- Born: China
- Education: California State University, Los Angeles
- Alma mater: Massachusetts Institute of Technology
- Known for: Resource Reservation Protocol Middlebox
- Scientific career
- Fields: Computer networks
- Institutions: University of California, Los Angeles
- Doctoral advisor: David D. Clark
- Doctoral students: Lan Wang

= Lixia Zhang =

Professor of computer science

Lixia Zhang (张丽霞) is the Jonathan B. Postel Professor of Computer Science at the University of California, Los Angeles. Her expertise is in computer networks; she helped found the Internet Engineering Task Force, designed the Resource Reservation Protocol, coined the term "middlebox", and pioneered the development of named data networking.

==Biography==
Zhang grew up in northern China, where she worked as a tractor driver on a farm when the Cultural Revolution closed the schools. She earned a master's degree in electrical engineering in 1981 at California State University, Los Angeles, and completed her doctorate at the Massachusetts Institute of Technology in 1989, under the supervision of David D. Clark. After working as a researcher at Xerox PARC, she moved to UCLA in 1996.

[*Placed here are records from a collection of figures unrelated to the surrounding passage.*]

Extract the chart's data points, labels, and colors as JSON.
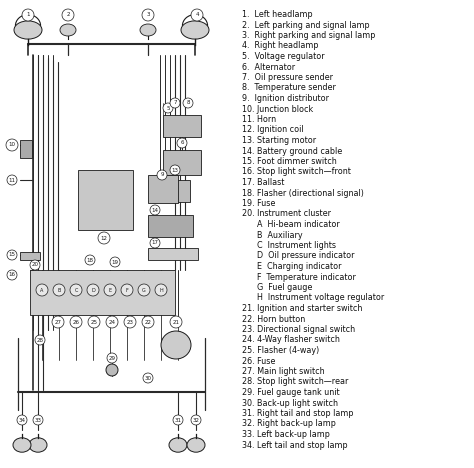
{
  "bg_color": "#ffffff",
  "diagram_bg": "#ffffff",
  "line_color": "#1a1a1a",
  "wire_color": "#2a2a2a",
  "text_color": "#111111",
  "legend_items": [
    "1.  Left headlamp",
    "2.  Left parking and signal lamp",
    "3.  Right parking and signal lamp",
    "4.  Right headlamp",
    "5.  Voltage regulator",
    "6.  Alternator",
    "7.  Oil pressure sender",
    "8.  Temperature sender",
    "9.  Ignition distributor",
    "10. Junction block",
    "11. Horn",
    "12. Ignition coil",
    "13. Starting motor",
    "14. Battery ground cable",
    "15. Foot dimmer switch",
    "16. Stop light switch—front",
    "17. Ballast",
    "18. Flasher (directional signal)",
    "19. Fuse",
    "20. Instrument cluster",
    "      A  Hi-beam indicator",
    "      B  Auxiliary",
    "      C  Instrument lights",
    "      D  Oil pressure indicator",
    "      E  Charging indicator",
    "      F  Temperature indicator",
    "      G  Fuel gauge",
    "      H  Instrument voltage regulator",
    "21. Ignition and starter switch",
    "22. Horn button",
    "23. Directional signal switch",
    "24. 4-Way flasher switch",
    "25. Flasher (4-way)",
    "26. Fuse",
    "27. Main light switch",
    "28. Stop light switch—rear",
    "29. Fuel gauge tank unit",
    "30. Back-up light switch",
    "31. Right tail and stop lamp",
    "32. Right back-up lamp",
    "33. Left back-up lamp",
    "34. Left tail and stop lamp"
  ],
  "font_size_legend": 5.8
}
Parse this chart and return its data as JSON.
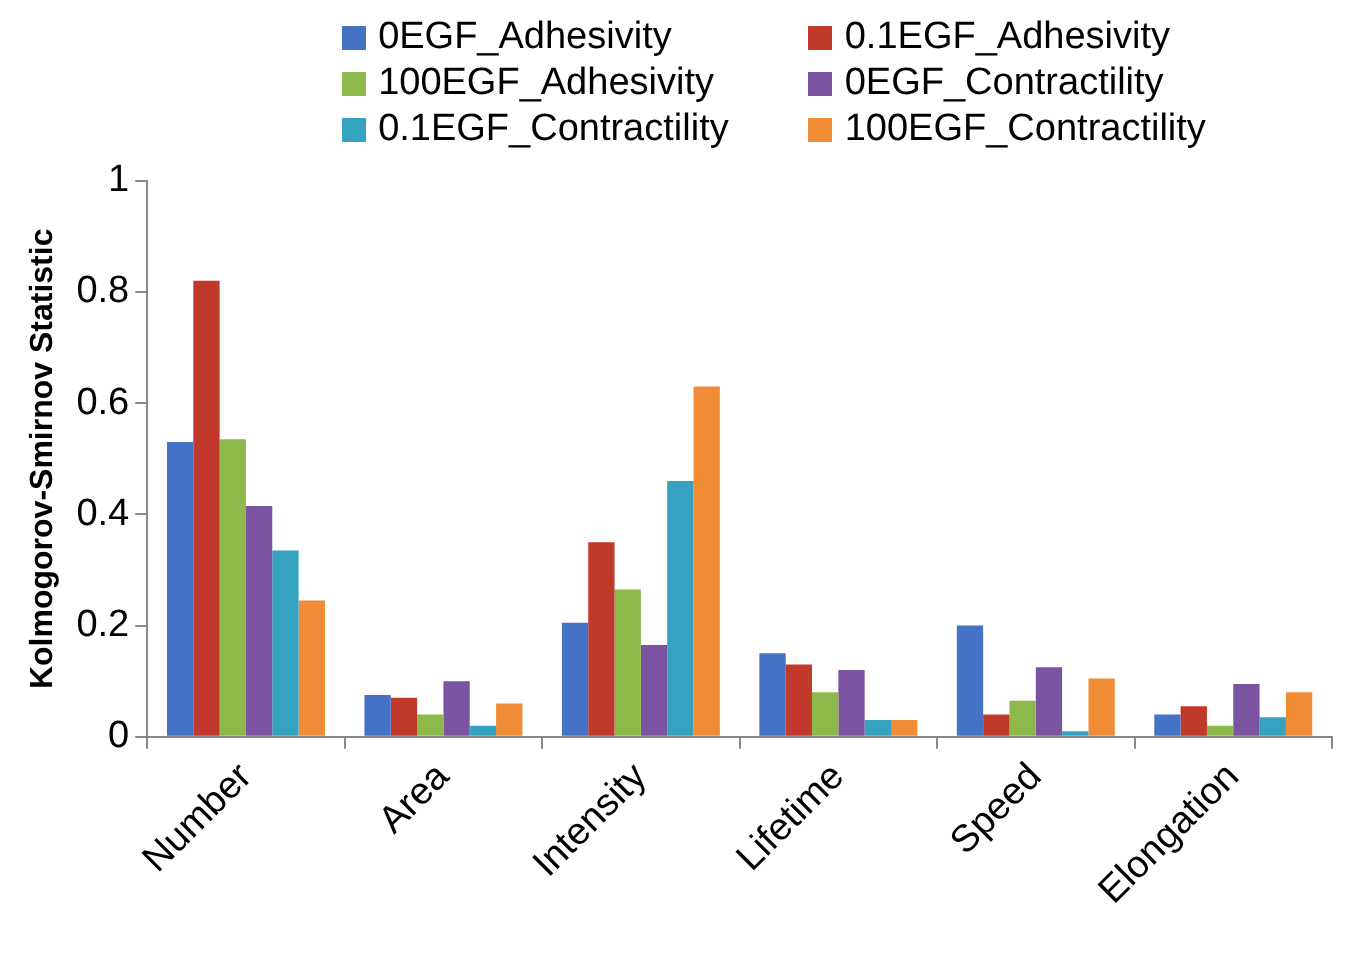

She and her husband, Jim Ma, have two sons. They reside in Sherman Oaks.

==Contributions==
Zhang was one of the 21 participants in the initial meeting of the Internet Engineering Task Force, in 1986, the only woman and the only student at the meeting. In the IETF, her initial work concerned routing, although her thesis research was instead on quality of service. She was also a member of the Internet Architecture Board, from 1994 to 1996 and again from 2005 to 2009. During the 20th anniversary for the initial IETF meeting in 2006, Zhang was interviewed by the IETF Journal, published on May 7, 2006.

A protocol she designed for changing the settings in an experimental network setup became the basis for the Resource Reservation Protocol. Zhang's paper on the protocol, "RSVP: A New Resource ReSerVation Protocol" (with Steve Deering, Deborah Estrin, Scott Shenker, and Daniel Zappala, IEEE Network 1993) was selected in 2002 as one of ten landmark articles reprinted with commentary in the 50th-anniversary issue of IEEE Communications Magazine.

In 1999 Zhang coined the term "middlebox" to refer to a computer networking device that performs functions other than that of a regular Internet Protocol router. Examples of middleboxes include firewalls and network address translators. Her term has been widely adopted by the industry.

Beginning in 2010 she has been the leader of a multi-campus research project concerning named data networking.

==Awards and honors==
In 2006, Zhang became a Fellow of both the Association for Computing Machinery and the Institute of Electrical and Electronics Engineers for contributions to the architecture and signaling protocols in packet switched networks.

In 2009, she won the IEEE Internet Award.

In 2012, she was named to the Postel Professorship.

In 2014, Zhang is featured in the Notable Women in Computing cards. Her picture appeared on the four of diamonds in a pack of playing cards featuring 54 notable women in technology.

In 2020, she won the 2020 SIGCOMM Lifetime Achievement Award, while in 2021 she was inducted to the Internet Hall of Fame.

In 2025, she was elected to the National Academy of Engineering.